Dec 23, 2019
Product offers nitrogen in short, targeted bursts

At a time when growers are beginning to apply a minimum of nitrogen, two products from British Levity Crop Science and OMEX Agrifluids USA are marketed to growers to target specific stages in growth, such as as fruit bulking.

University California, Davis researchers this summer published a study about managing the application of nitrogen in agriculture. Among the study’s suggestions are applying fertilizers more precisely and getting nitrogen to where it’s needed most. In some agricultural markets, access to basic NPK fertilizer is a concern, while in others, over-application of nitrates is an environmental concern.

“People not having access to fertilizer to grow food is as much of a problem as inefficient use of it,” lead author Ben Houlton said in a press release.

Slow-release, biological and organic fertilizers have been marketed as reducing excess nitrogen application. Cell Power SizeN, a Levity product distributed by OMEX, also offers a chance to reduce the total amount of applied nitrogen.

SizeN, developed by Levity, has seen wide use in potatoes and is now being marketed widely to fruit growers in the Pacific Northwest, Florida and Michigan.

“As an industry, we’re under an obligation to find ways of getting more from less,” said Mike Williams, CEO at OMEX Agrifluids USA.

“That means finding ways to improve crop production, increasing yield while reducing waste, and providing opportunities to lower our reliance on harsh chemicals.”

Levity’s patented technology uses targeted applications of stabilized amine nitrogen to assist the plant in growing during its current stage of growth. For growers, this can be used to target the specific stages of fruit or vegetable growth, for example, to bulk up fruit.

Rock Klenk, a former Omex employee, who has worked on his father’s farm, Klenk Orchards, now operates a greenhouse business full-time. He said Levity products were used on his father’s cherries and Honeycrisp apples with good results.

In the orchard’s 2017 cherry season, he remembered, the trees didn’t have much of a June drop. The trees were almost overloaded with fruit, he said, but fertilization helped all those cherries fill out to a good size, called nine-row, with most cherries at 75/64ths of an inch.

“What we saw in cherries was really promising,” he said. “They looked really good. We had a really good crop.”

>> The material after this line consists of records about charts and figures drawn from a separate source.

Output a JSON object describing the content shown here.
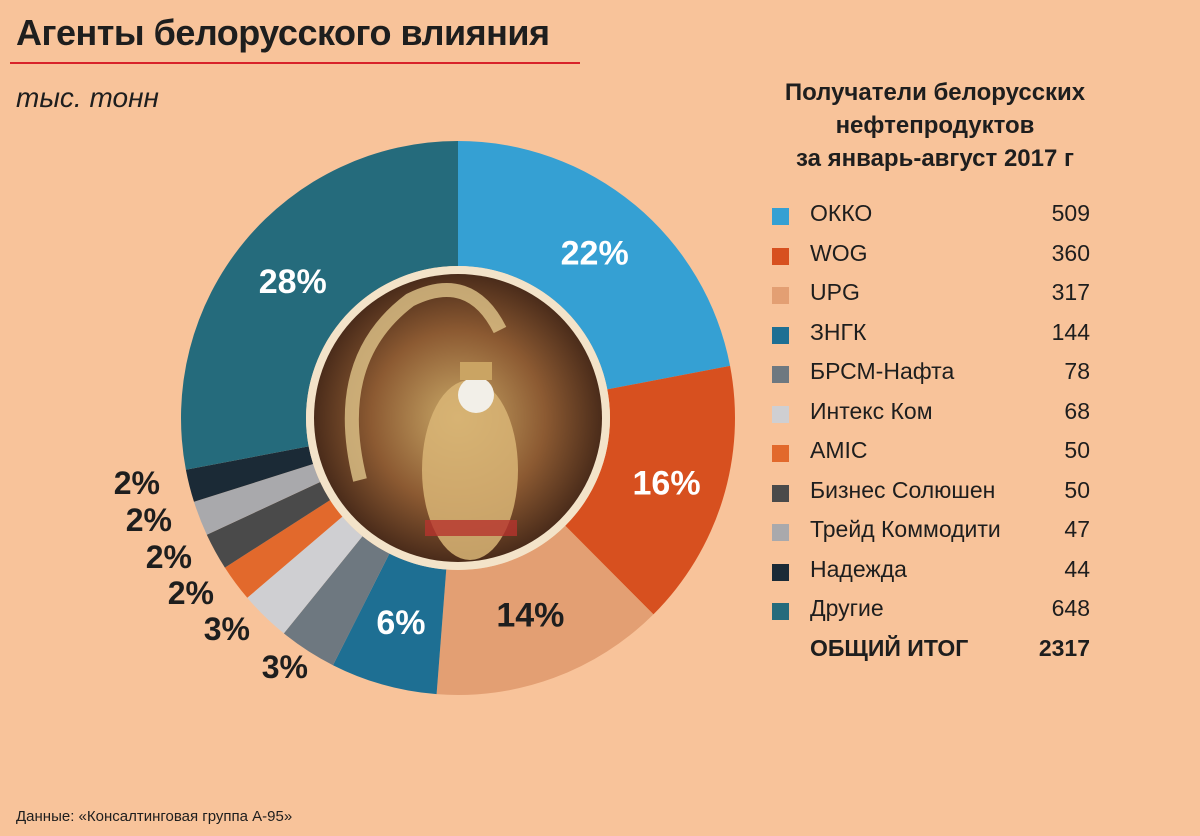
{
  "header": {
    "title": "Агенты белорусского влияния",
    "unit": "тыс. тонн"
  },
  "chart_data": {
    "type": "pie",
    "donut": true,
    "title": "Получатели белорусских нефтепродуктов за январь-август 2017 г",
    "title_lines": [
      "Получатели белорусских",
      "нефтепродуктов",
      "за январь-август 2017 г"
    ],
    "unit": "тыс. тонн",
    "legend_position": "right",
    "slices": [
      {
        "name": "ОККО",
        "value": 509,
        "pct_label": "22%",
        "color": "#35a0d3"
      },
      {
        "name": "WOG",
        "value": 360,
        "pct_label": "16%",
        "color": "#d7501f"
      },
      {
        "name": "UPG",
        "value": 317,
        "pct_label": "14%",
        "color": "#e39f73"
      },
      {
        "name": "ЗНГК",
        "value": 144,
        "pct_label": "6%",
        "color": "#1e6f93"
      },
      {
        "name": "БРСМ-Нафта",
        "value": 78,
        "pct_label": "3%",
        "color": "#6e7880"
      },
      {
        "name": "Интекс Ком",
        "value": 68,
        "pct_label": "3%",
        "color": "#cfcfd2"
      },
      {
        "name": "AMIC",
        "value": 50,
        "pct_label": "2%",
        "color": "#e2692c"
      },
      {
        "name": "Бизнес Солюшен",
        "value": 50,
        "pct_label": "2%",
        "color": "#4a4a4a"
      },
      {
        "name": "Трейд Коммодити",
        "value": 47,
        "pct_label": "2%",
        "color": "#a9a9ac"
      },
      {
        "name": "Надежда",
        "value": 44,
        "pct_label": "2%",
        "color": "#1b2a36"
      },
      {
        "name": "Другие",
        "value": 648,
        "pct_label": "28%",
        "color": "#256b7c"
      }
    ],
    "total_label": "ОБЩИЙ ИТОГ",
    "total_value": 2317
  },
  "source": "Данные: «Консалтинговая группа А-95»"
}
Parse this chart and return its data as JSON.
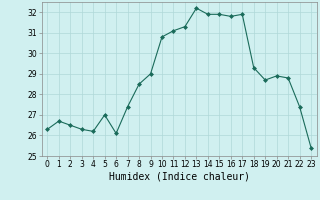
{
  "x": [
    0,
    1,
    2,
    3,
    4,
    5,
    6,
    7,
    8,
    9,
    10,
    11,
    12,
    13,
    14,
    15,
    16,
    17,
    18,
    19,
    20,
    21,
    22,
    23
  ],
  "y": [
    26.3,
    26.7,
    26.5,
    26.3,
    26.2,
    27.0,
    26.1,
    27.4,
    28.5,
    29.0,
    30.8,
    31.1,
    31.3,
    32.2,
    31.9,
    31.9,
    31.8,
    31.9,
    29.3,
    28.7,
    28.9,
    28.8,
    27.4,
    25.4
  ],
  "line_color": "#1a6b5a",
  "marker": "D",
  "marker_size": 2,
  "bg_color": "#d0f0f0",
  "grid_color": "#b0d8d8",
  "xlabel": "Humidex (Indice chaleur)",
  "ylim": [
    25,
    32.5
  ],
  "xlim": [
    -0.5,
    23.5
  ],
  "yticks": [
    25,
    26,
    27,
    28,
    29,
    30,
    31,
    32
  ],
  "xticks": [
    0,
    1,
    2,
    3,
    4,
    5,
    6,
    7,
    8,
    9,
    10,
    11,
    12,
    13,
    14,
    15,
    16,
    17,
    18,
    19,
    20,
    21,
    22,
    23
  ],
  "tick_fontsize": 5.5,
  "label_fontsize": 7
}
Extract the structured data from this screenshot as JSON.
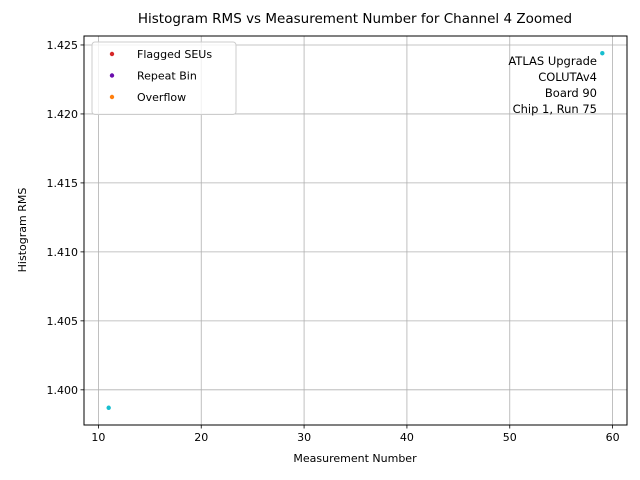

He’s also had luck using SizeN on mums in his greenhouse, and seen some success in using a calcium product from Levity called LoCal to stave off bitter pit in Honeycrisp.

“We saw really good results on bitter pit control,” he said. “Obviously, you’re not going to control that 100%. It’s hard to put a number on it, but looking at it, it was hard to find a Honeycrisp that had bitter pit.”

The science behind SizeN product makes a lot of sense to him, he said. While many growers spread dry urea or calcium nitrate, the fertilizer in that form isn’t readily available to the plant, while SizeN is already in an amine form.

A lower amount of nitrogen can be used and the product has been stabilized to stay in the soil, Klenk said.

“It won’t leach in the soil, which, environmentally, that’s good,” he said.

Austin Ochoa, a fifth-generation potato grower near Othello in Washington State’s Columbia basin, said he used SizeN on his Russet Burbank, Clearwater Russet and Alturas processing potatoes, making two key applications at tuber initiation and bulking up.

“We really liked the results and yield,” he said. “We saw an increase in tubers per plant and we also did see the increase in bulking size.”

Ochoa said he had also tried some other products with biological organisms for low-nitrogen fertilizer.

“There is some good stuff about those (biologicals), but you don’t see the same results as SizeN,” he said.

In the three and a half years that SizeN has been offered in the U.S., Levity Crop Science Managing Director David Marks said, he’s been “refreshed” by growers’ willingness to try something new and different.

“They will try something they’re skeptical about,” he said.